Carol J. Adams is a feminist-vegan advocate, activist, and independent scholar whose written work explores the cultural construction of intersectional oppressions. Through an analysis of attitudes, literary works, philosophical positions, and contemporary images culled from various media and advertising sources, Adams’s books The Sexual Politics of Meat: A Feminist-Vegetarian Critical Theory (1990), Neither Man Nor Beast: Feminism and the Defense of Animals (1994), and The Pornography of Meat (2003) theorize interconnected ways in which women and animals are subjugated and sexualized. She is also the co-editor of Animals and Women (Duke 1995) and The Feminist Care Tradition in Animal Ethics (Columbia 2007) (both with Josephine Donovan), and has written extensively on veganism. Her books Living Among Meat Eaters and How to Eat Like A Vegetarian even if You Don’t Want to Become One (co-authored with Patti Breitman) offer ways to embody feminist-vegan theory. She has been a keynote speaker at academic conferences in the United States, Canada, Great Britain, Sweden, and Australia.
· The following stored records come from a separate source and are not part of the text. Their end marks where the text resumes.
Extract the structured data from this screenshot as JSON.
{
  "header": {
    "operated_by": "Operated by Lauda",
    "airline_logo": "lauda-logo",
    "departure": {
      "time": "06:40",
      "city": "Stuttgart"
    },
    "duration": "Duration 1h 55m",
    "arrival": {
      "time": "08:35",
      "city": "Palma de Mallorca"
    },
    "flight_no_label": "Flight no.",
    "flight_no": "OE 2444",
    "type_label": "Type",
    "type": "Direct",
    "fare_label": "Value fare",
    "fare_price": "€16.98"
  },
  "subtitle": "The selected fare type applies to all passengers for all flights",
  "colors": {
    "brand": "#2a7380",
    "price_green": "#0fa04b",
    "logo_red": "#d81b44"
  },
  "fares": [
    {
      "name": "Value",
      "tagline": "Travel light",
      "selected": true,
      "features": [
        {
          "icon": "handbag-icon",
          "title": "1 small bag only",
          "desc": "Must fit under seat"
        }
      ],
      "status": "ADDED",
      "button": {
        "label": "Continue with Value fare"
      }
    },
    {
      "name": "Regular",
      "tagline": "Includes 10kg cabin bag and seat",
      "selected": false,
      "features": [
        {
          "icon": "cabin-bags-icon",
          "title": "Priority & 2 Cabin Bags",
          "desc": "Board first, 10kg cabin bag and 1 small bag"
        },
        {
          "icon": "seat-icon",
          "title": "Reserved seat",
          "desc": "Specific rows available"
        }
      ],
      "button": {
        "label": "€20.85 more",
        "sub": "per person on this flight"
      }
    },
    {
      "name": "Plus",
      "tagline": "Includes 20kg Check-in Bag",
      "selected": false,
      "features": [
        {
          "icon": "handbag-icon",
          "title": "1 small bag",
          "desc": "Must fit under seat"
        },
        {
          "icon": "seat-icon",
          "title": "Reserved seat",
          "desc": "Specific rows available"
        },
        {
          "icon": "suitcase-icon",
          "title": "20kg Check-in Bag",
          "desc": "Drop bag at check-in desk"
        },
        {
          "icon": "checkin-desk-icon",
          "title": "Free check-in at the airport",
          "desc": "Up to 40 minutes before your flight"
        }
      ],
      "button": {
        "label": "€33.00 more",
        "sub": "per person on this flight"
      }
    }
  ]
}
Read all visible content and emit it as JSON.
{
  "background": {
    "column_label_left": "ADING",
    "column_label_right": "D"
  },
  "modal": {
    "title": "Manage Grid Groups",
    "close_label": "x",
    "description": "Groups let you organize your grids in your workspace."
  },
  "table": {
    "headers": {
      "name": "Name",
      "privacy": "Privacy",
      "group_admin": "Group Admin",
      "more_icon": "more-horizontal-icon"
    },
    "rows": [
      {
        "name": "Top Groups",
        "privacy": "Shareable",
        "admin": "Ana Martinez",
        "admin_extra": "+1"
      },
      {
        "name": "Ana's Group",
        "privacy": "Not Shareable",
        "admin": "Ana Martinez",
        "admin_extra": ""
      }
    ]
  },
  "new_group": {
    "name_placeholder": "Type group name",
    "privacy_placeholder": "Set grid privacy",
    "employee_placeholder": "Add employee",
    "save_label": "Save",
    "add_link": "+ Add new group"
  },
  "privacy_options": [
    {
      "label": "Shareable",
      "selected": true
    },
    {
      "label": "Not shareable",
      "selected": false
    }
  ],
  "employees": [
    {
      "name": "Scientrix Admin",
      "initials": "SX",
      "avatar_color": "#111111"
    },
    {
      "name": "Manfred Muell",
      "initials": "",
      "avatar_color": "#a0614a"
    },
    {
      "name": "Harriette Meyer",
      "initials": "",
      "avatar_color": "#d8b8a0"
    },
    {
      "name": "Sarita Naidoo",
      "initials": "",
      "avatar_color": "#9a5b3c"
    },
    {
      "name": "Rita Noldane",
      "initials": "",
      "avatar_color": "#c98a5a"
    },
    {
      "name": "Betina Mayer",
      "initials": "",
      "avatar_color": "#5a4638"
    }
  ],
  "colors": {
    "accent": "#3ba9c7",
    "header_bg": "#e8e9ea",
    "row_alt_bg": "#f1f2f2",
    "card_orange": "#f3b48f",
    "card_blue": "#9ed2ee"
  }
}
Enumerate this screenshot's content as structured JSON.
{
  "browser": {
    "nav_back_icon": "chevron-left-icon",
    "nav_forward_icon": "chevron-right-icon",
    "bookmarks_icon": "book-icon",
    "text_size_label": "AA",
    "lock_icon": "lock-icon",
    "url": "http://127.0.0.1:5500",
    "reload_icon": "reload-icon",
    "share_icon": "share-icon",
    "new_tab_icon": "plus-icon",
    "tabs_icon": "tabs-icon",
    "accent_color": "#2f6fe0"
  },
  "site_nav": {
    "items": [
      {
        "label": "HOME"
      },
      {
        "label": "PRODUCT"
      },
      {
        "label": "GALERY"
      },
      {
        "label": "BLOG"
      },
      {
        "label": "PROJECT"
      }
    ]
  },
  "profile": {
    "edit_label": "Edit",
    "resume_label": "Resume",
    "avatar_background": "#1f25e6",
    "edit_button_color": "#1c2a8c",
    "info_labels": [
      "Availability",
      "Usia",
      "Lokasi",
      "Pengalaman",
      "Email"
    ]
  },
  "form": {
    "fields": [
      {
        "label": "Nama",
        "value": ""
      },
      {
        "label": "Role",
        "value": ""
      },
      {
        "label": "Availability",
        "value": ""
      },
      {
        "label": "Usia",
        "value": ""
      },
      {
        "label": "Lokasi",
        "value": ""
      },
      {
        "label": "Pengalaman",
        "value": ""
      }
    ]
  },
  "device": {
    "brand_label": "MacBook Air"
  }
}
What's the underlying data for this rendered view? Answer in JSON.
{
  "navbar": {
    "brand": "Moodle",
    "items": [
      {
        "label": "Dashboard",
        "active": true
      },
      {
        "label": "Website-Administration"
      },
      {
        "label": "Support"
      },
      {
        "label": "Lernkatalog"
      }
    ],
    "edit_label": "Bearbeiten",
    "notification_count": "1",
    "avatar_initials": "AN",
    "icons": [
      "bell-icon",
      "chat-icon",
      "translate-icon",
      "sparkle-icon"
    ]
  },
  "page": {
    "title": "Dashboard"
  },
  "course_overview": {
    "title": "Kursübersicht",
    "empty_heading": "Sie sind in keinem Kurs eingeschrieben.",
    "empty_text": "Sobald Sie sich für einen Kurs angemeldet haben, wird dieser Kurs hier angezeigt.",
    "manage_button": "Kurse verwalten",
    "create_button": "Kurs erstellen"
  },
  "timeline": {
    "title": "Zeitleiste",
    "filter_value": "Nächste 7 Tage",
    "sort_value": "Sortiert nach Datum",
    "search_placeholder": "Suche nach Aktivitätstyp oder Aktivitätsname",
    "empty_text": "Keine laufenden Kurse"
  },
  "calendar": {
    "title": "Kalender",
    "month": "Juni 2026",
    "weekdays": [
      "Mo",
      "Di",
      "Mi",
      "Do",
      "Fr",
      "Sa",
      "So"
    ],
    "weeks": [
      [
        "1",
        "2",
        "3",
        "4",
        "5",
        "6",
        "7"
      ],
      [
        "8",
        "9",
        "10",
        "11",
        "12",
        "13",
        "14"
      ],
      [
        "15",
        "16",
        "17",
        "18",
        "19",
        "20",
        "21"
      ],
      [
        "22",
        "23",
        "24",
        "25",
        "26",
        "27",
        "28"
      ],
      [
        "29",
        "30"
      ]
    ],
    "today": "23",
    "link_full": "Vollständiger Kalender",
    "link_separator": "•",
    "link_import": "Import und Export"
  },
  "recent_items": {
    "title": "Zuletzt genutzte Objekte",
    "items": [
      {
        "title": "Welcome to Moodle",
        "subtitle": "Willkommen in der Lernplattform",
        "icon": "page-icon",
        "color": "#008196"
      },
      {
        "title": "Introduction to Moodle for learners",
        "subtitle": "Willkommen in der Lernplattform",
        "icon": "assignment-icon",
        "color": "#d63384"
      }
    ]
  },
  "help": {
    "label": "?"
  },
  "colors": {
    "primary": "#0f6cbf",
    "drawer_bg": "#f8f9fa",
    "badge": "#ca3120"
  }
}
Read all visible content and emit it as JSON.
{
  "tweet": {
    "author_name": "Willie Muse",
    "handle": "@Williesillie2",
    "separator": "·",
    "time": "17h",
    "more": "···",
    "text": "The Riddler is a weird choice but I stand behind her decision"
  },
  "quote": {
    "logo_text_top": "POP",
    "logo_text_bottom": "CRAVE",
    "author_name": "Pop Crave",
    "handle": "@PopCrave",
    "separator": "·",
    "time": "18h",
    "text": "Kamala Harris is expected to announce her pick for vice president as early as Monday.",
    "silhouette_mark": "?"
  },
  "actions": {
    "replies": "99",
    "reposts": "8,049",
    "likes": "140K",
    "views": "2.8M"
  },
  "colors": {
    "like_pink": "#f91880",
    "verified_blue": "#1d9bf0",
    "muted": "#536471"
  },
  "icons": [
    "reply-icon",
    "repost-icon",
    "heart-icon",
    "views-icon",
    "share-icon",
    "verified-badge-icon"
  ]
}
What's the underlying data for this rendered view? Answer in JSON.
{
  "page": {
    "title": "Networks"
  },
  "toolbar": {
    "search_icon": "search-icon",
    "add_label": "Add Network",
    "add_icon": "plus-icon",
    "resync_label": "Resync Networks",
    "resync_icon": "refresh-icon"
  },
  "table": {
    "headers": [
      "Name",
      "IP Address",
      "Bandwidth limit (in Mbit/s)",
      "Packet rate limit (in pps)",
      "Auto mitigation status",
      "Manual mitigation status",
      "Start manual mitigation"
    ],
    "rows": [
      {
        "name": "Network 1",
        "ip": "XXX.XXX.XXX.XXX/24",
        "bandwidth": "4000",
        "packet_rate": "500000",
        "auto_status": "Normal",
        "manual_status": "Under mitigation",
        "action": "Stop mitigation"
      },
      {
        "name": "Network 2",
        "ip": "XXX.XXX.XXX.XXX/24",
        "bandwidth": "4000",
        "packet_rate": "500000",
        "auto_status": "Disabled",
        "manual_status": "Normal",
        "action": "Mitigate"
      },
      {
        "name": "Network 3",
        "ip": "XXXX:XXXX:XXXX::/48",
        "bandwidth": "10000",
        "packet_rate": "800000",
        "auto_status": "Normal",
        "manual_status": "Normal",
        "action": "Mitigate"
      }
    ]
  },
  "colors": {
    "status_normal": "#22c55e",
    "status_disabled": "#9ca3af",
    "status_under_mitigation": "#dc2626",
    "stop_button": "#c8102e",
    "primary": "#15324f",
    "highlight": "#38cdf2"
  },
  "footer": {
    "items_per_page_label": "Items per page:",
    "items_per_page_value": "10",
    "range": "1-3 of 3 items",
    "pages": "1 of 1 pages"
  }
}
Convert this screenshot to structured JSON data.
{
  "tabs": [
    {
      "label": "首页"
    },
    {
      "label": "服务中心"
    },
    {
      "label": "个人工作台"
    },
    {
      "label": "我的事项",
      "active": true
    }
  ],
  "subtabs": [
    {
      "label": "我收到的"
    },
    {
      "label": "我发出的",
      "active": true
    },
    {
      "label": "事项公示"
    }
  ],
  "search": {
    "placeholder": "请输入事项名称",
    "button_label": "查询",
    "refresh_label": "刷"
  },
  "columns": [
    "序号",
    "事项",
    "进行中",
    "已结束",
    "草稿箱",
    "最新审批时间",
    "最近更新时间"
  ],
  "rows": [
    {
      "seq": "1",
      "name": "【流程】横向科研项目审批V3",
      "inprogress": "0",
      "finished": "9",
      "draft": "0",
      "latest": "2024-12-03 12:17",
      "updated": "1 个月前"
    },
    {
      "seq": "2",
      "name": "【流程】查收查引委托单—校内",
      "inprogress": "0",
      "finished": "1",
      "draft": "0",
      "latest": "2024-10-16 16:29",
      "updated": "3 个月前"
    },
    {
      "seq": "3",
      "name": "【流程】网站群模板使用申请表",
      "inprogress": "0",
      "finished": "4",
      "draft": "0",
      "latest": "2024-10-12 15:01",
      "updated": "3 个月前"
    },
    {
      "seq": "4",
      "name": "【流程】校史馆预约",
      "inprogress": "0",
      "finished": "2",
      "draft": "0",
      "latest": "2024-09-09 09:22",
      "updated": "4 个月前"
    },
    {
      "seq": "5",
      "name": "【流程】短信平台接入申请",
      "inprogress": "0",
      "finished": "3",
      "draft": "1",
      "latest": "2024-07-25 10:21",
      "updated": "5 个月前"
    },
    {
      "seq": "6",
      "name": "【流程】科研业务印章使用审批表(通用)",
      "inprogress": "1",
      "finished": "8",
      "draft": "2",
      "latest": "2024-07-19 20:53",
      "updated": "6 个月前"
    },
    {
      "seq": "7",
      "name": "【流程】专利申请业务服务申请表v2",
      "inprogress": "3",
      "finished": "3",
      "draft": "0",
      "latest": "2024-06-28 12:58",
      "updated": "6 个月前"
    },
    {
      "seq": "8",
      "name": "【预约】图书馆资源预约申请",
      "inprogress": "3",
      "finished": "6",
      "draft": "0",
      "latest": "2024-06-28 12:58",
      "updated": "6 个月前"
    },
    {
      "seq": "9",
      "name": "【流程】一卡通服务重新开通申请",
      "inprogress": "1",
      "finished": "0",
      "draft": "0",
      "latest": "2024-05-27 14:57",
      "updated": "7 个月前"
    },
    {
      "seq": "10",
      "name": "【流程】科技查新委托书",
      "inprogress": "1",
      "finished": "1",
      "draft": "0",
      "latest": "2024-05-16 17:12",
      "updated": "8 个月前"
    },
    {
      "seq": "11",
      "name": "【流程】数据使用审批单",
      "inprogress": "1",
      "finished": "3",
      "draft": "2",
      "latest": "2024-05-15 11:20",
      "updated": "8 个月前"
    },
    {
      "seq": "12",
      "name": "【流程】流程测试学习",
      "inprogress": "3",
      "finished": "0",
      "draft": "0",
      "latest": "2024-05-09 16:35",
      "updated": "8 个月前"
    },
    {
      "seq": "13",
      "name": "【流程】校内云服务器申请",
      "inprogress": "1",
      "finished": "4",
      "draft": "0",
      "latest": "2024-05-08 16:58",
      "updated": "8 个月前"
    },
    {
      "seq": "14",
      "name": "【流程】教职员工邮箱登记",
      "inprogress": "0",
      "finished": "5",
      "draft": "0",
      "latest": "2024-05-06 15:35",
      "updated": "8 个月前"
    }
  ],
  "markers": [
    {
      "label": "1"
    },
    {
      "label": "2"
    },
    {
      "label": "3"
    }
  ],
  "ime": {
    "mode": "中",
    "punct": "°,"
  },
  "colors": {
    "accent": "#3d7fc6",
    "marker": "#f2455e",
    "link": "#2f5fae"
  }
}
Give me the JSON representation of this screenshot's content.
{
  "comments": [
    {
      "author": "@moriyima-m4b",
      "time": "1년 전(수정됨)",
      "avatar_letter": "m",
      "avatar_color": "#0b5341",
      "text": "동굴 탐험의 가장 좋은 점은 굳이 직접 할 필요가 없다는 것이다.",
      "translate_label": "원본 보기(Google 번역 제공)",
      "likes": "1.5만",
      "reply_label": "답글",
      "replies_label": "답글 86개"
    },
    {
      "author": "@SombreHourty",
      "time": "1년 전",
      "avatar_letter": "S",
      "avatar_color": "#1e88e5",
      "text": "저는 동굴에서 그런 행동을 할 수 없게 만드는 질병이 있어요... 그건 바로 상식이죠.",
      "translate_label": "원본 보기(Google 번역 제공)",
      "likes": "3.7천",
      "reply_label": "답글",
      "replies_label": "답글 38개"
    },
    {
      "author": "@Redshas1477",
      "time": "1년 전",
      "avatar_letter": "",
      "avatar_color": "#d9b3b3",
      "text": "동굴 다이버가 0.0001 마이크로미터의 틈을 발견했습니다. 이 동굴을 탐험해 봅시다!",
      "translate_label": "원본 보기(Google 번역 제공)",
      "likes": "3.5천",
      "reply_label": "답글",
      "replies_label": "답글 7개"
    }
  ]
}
She has also been an activist against domestic violence, racism, and homelessness, and for reproductive justice and fair housing practices.
In 1989, just as she was completing The Sexual Politics of Meat, she received a Durfee Award from the Durfee Foundation for “enhancing the dignity of others through the use of law or legal institutions,” in specific for using “creative legal means to ensure construction of over 90 new housing units in a troubled, racially mixed area, securing a judicial opinion defining discrimination against battered women in federally subsidized housing, and establishing the first cooperatively owned mobile home park in New York State.”
Carol has published close to 100 articles in journals, books, and magazines on the issues of veganism, animal advocacy, domestic violence and sexual abuse. In addition, Carol has presented the dynamic and always-changing Sexual Politics of Meat Slide Show from Oregon to Maine, from experimental schools to universities with slaughterhouses on their campus, from Yale Law School to CalTech, from Trinity College in Dublin to Toronto’s annual vegetarian food fair.